Partirà il 22 gennaio a Villa Umbra con il seminario “Salute e migrazione” dedicato al ruolo dei migranti rispetto ai servizi sanitari, al rapporto tra operatori e utenti, alle questioni problematiche ed alle risorse possibili, il percorso biennale dal titolo “Migranti, diritti e salute” finalizzato alla comprensione, prevenzione e contrasto del fenomeno delle mutilazioni genitali femminili sul territorio regionale umbro, secondo quanto previsto dalla Legge 7 del 2006, “Disposizioni concernenti la prevenzione e il divieto delle pratiche di mutilazione genitale femminile”.

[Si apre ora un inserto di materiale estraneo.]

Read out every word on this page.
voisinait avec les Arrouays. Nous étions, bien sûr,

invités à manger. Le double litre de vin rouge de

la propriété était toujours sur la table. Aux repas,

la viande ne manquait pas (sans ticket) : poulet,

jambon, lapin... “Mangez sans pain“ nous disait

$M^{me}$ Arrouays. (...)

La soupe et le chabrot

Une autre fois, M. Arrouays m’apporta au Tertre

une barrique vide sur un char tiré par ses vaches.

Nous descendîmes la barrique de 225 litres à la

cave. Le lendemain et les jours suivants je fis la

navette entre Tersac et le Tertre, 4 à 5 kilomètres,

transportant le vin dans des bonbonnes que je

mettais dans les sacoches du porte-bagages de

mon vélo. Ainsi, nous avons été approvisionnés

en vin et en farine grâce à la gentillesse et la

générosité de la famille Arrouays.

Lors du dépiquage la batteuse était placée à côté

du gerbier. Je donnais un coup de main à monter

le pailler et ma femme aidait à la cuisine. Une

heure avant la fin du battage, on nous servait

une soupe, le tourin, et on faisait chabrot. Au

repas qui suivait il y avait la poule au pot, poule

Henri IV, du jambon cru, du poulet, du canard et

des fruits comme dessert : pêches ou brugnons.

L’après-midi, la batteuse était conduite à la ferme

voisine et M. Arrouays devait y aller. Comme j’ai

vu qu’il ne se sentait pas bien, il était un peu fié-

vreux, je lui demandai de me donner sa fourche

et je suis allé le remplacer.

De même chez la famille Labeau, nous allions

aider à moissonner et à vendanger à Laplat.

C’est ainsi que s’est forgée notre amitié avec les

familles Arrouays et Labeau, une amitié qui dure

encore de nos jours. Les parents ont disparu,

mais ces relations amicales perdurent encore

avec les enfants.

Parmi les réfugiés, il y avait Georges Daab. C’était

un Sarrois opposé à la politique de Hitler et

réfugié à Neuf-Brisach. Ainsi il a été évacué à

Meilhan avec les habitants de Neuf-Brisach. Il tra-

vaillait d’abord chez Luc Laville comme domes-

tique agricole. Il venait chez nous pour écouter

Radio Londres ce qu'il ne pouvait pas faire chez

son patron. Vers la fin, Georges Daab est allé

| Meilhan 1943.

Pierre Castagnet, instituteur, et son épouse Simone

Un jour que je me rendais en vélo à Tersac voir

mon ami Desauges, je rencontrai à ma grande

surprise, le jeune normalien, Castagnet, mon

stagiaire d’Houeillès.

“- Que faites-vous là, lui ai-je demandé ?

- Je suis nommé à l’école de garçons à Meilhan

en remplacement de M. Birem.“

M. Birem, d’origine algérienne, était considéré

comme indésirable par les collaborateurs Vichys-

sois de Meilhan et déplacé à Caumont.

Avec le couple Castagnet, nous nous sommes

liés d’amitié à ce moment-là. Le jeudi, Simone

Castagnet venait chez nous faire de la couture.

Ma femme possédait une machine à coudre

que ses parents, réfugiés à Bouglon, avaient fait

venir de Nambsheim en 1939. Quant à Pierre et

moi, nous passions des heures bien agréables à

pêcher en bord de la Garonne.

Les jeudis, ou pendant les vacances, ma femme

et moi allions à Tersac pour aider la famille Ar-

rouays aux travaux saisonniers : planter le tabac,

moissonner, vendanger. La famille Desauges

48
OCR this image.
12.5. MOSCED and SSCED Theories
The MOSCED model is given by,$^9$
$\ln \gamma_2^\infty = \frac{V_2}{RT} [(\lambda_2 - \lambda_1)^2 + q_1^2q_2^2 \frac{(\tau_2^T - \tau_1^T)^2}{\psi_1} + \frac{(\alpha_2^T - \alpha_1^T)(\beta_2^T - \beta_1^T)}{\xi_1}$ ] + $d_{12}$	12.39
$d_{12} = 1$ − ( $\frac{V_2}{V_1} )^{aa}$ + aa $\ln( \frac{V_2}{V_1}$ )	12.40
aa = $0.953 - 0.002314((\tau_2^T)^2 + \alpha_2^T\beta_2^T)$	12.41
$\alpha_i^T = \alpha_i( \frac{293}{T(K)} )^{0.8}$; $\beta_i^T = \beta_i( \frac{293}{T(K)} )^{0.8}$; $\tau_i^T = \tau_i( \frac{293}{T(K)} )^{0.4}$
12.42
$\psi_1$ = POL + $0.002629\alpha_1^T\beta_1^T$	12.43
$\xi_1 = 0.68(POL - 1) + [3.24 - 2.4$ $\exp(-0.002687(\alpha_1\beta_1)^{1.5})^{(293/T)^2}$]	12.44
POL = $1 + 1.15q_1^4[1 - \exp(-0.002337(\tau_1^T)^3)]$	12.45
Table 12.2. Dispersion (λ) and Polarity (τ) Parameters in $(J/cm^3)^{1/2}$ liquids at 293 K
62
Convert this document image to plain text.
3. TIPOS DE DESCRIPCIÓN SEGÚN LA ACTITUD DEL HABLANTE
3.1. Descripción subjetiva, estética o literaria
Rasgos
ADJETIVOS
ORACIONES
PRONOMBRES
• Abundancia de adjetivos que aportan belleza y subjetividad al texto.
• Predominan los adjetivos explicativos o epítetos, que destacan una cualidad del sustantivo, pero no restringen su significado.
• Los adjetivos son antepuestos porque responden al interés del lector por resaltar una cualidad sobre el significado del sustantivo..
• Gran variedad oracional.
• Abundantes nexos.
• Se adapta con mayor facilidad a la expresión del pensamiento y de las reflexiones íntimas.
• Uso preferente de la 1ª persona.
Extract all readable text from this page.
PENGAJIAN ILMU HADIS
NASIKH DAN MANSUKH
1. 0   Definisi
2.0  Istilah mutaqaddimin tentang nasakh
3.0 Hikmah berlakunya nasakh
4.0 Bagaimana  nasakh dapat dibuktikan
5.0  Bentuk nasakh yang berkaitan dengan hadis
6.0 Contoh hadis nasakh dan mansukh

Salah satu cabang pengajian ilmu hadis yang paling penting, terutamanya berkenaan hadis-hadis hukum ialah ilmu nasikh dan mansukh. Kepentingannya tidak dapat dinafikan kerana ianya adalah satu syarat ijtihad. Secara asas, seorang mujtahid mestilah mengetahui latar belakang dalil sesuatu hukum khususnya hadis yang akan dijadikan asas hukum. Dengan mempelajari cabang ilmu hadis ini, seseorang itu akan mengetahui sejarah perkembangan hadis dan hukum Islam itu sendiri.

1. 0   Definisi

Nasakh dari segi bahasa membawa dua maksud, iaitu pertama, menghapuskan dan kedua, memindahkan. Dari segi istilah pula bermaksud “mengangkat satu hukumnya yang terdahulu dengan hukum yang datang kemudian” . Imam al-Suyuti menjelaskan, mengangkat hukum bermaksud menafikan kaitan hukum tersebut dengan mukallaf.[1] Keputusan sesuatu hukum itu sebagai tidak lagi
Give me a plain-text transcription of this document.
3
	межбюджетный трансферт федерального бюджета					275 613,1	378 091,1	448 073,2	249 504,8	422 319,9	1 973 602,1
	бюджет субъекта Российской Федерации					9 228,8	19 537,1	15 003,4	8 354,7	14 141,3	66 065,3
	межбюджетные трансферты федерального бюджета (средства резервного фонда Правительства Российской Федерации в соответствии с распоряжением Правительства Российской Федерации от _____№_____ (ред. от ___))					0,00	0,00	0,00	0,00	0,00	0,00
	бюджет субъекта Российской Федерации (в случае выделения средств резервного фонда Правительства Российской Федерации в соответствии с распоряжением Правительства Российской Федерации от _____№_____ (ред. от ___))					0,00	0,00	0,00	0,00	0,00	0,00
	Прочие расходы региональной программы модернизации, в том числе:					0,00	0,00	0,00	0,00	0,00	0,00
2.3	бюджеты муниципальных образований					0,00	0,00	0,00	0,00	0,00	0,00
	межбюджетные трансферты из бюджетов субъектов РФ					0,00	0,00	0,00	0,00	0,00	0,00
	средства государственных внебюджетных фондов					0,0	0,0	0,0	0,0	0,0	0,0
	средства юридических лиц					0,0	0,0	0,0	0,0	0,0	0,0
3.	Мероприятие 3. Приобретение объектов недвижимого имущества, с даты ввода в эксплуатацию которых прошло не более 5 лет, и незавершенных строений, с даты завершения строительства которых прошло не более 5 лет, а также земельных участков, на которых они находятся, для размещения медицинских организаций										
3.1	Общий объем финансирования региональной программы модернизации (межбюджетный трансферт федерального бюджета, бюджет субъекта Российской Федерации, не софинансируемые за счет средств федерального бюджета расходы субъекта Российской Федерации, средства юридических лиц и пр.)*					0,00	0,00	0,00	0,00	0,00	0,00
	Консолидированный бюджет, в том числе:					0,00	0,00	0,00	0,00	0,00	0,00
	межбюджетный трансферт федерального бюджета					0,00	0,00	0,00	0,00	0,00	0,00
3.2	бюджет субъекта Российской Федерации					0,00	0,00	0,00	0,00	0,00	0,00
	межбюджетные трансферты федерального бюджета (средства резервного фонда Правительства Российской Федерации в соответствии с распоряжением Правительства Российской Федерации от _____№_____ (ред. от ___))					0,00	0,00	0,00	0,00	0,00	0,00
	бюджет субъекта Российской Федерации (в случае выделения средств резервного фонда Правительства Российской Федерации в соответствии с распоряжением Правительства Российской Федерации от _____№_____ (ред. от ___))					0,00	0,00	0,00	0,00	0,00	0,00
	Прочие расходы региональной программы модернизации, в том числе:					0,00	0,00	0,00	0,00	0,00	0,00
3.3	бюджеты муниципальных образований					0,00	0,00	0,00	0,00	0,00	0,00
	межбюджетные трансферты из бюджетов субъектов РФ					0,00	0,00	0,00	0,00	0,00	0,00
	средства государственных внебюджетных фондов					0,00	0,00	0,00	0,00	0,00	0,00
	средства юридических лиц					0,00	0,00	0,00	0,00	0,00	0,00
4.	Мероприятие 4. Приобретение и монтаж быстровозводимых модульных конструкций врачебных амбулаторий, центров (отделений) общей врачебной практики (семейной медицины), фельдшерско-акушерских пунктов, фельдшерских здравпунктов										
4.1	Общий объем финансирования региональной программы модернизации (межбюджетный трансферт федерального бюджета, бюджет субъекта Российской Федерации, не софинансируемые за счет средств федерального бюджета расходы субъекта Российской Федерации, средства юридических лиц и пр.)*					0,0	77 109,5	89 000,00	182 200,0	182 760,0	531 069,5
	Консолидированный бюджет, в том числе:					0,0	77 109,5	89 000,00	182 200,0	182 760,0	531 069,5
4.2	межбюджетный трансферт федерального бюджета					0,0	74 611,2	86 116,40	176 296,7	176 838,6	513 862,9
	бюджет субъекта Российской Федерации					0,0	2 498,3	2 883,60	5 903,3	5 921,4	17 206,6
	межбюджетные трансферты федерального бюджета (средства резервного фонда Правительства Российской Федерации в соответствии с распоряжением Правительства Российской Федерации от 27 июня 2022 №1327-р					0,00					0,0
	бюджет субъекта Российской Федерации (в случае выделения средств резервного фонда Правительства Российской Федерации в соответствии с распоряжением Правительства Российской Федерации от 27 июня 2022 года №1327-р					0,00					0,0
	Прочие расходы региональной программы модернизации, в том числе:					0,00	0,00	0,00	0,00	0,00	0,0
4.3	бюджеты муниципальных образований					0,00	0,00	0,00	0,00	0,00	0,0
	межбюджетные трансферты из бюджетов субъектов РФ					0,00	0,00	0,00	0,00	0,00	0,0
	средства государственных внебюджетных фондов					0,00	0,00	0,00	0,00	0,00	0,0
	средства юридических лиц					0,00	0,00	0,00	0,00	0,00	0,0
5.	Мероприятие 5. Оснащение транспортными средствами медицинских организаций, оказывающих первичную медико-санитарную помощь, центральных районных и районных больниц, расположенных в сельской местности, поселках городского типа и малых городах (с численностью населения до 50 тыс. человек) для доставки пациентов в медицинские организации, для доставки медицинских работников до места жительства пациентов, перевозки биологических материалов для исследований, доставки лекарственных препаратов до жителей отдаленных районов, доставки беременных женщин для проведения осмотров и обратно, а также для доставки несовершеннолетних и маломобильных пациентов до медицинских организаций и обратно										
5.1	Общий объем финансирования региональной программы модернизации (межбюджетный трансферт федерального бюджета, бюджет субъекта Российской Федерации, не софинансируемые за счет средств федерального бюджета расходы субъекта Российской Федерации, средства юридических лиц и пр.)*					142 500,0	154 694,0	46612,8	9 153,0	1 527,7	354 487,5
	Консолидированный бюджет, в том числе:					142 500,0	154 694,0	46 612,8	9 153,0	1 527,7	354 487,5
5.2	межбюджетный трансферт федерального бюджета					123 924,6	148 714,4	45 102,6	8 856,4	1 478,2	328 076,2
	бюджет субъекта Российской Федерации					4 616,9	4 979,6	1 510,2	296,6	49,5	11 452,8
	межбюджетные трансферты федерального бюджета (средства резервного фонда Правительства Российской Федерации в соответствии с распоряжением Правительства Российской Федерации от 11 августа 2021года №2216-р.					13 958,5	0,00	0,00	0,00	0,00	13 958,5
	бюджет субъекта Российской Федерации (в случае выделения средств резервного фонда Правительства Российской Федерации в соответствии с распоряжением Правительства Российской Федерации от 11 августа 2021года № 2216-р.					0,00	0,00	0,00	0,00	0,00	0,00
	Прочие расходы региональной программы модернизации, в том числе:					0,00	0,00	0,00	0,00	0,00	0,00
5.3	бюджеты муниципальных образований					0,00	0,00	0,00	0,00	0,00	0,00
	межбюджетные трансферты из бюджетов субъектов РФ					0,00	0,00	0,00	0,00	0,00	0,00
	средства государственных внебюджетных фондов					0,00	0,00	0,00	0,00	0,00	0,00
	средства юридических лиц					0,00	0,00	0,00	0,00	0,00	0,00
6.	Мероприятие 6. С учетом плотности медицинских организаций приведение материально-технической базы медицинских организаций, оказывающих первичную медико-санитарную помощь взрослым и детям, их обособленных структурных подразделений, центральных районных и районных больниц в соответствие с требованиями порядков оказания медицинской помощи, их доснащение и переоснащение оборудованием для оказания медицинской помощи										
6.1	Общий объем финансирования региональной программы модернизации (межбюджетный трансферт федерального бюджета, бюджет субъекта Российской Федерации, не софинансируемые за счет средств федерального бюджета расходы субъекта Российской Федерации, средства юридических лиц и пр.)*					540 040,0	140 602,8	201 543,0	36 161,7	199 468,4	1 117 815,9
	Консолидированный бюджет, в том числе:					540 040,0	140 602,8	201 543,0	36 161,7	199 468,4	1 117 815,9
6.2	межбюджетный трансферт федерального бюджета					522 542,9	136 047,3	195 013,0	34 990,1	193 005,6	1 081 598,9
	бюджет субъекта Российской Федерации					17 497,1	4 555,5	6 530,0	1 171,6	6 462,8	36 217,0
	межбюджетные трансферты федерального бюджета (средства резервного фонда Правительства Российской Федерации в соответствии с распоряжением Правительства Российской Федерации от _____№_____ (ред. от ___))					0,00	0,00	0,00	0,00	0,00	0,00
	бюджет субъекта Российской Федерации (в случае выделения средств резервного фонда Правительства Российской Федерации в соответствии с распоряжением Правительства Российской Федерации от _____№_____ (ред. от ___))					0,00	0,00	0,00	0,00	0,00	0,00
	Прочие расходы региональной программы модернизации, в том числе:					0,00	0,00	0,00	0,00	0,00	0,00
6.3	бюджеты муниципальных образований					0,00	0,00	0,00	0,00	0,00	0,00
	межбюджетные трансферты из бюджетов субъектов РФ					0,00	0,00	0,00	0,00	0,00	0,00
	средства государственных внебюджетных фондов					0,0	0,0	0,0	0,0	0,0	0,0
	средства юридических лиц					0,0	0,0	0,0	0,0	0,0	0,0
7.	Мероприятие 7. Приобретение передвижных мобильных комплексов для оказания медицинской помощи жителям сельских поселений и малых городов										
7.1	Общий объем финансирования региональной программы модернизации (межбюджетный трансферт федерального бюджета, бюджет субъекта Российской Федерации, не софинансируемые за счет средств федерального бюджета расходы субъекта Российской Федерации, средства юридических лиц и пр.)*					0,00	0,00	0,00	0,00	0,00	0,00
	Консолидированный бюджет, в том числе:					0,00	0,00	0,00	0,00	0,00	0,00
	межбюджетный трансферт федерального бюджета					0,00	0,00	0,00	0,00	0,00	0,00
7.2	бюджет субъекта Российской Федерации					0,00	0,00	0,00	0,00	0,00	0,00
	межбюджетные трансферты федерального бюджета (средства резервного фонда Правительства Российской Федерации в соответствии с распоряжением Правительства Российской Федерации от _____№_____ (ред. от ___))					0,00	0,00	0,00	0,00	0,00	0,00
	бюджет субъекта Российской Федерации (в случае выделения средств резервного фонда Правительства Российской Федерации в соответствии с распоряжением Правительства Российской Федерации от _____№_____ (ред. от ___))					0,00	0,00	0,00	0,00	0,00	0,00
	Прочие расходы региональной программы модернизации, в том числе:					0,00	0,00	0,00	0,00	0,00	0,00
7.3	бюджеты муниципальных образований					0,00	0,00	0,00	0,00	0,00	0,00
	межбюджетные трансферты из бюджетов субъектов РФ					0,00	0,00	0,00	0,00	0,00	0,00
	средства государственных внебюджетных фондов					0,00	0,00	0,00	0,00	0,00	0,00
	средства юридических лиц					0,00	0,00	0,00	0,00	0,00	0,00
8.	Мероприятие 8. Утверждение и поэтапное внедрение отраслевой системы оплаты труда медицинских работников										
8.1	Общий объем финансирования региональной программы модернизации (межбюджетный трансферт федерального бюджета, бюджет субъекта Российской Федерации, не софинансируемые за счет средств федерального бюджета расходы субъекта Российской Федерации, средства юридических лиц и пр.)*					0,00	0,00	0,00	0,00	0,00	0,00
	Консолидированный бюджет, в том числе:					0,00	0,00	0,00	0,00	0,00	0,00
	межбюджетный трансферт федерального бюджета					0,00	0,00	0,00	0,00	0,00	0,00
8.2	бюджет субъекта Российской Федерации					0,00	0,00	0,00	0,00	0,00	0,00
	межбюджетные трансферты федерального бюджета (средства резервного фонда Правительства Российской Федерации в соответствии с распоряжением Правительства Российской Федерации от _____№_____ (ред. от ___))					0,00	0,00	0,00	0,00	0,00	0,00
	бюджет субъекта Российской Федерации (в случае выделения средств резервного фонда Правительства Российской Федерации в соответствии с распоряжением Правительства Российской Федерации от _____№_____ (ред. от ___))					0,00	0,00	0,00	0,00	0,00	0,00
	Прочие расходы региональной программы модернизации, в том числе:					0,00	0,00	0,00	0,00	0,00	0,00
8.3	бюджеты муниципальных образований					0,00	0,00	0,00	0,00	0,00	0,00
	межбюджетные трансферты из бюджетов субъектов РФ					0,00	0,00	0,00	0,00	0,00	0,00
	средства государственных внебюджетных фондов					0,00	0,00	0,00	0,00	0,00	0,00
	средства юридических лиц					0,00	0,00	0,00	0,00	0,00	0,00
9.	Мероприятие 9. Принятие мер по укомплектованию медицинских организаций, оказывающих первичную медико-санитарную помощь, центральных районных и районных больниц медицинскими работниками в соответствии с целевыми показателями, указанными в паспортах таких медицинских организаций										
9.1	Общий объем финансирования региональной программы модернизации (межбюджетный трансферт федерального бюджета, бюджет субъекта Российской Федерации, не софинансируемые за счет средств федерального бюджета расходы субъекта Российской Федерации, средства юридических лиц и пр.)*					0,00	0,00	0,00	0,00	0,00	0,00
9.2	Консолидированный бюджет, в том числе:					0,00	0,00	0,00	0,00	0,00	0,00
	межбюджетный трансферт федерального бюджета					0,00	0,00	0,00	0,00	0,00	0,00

Il perché «La Scuola Umbra di Amministrazione pubblica – ricorda l’amministratore unico della Scuola Alberto Naticchioni – con il coordinamento scientifico della Fondazione Angelo Celli per una Cultura della salute di Perugia, promuove questo percorso biennale che costituisce l’esito di un importante lavoro di collaborazione avviato nel 2010, tra la stessa Fondazione e la Regione Umbria.  Il percorso è realizzato per sensibilizzare gli operatori sociali, sanitari ed educativi sul tema, accompagnandoli in un processo in grado di fornire loro strumenti conoscitivi e operativi per la presa in carico e la gestione della relazione con donne e bambine provenienti dai Paesi caratterizzati da un elevato tasso di diffusione delle mutilazioni genitali femminili. Parallelamente – afferma Naticchioni – offrirà l’occasione per condividere i principali risultati emersi dalla ricerca, ma anche per riflettere sulle più ampie questioni concernenti la presenza di migranti nel territorio umbro e, nello specifico, il loro più o meno facile ricorso ai servizi socio-sanitari della regione. È stato scelto di intrecciare la riflessione sulle mutilazioni genitali femminili a occasioni più generali di confronto e dibattito con esperti e professionisti delle scienze sociali, del diritto, di economia sanitaria, ma anche con rappresentanti delle organizzazioni che lavorano attivamente a fianco di chi affronta l’esperienza della migrazione. Questo anche per poter offrire un quadro ampio e complesso del fenomeno delle mutilazioni genitali, troppo spesso oggetto di dibattiti semplificatori e lontani sia dalle rappresentazioni dei protagonisti, che dalle istanze di salute e dai diritti di cittadinanza di cui tali soggetti si fanno invece sempre più spesso portavoce».

Il progetto Il percorso è strutturato in 4 semestri per un totale di circa 100 ore di formazione. Gli incontri sono concepiti come seminari e tavole rotonde in cui i vari docenti e operatori saranno chiamati a discutere insieme agli altri colleghi e al pubblico presente in aula, in modo da garantire una formazione aperta e interattiva, grazie anche all’ampio spazio che sarà dato al dibattito e al confronto fra le varie esperienze.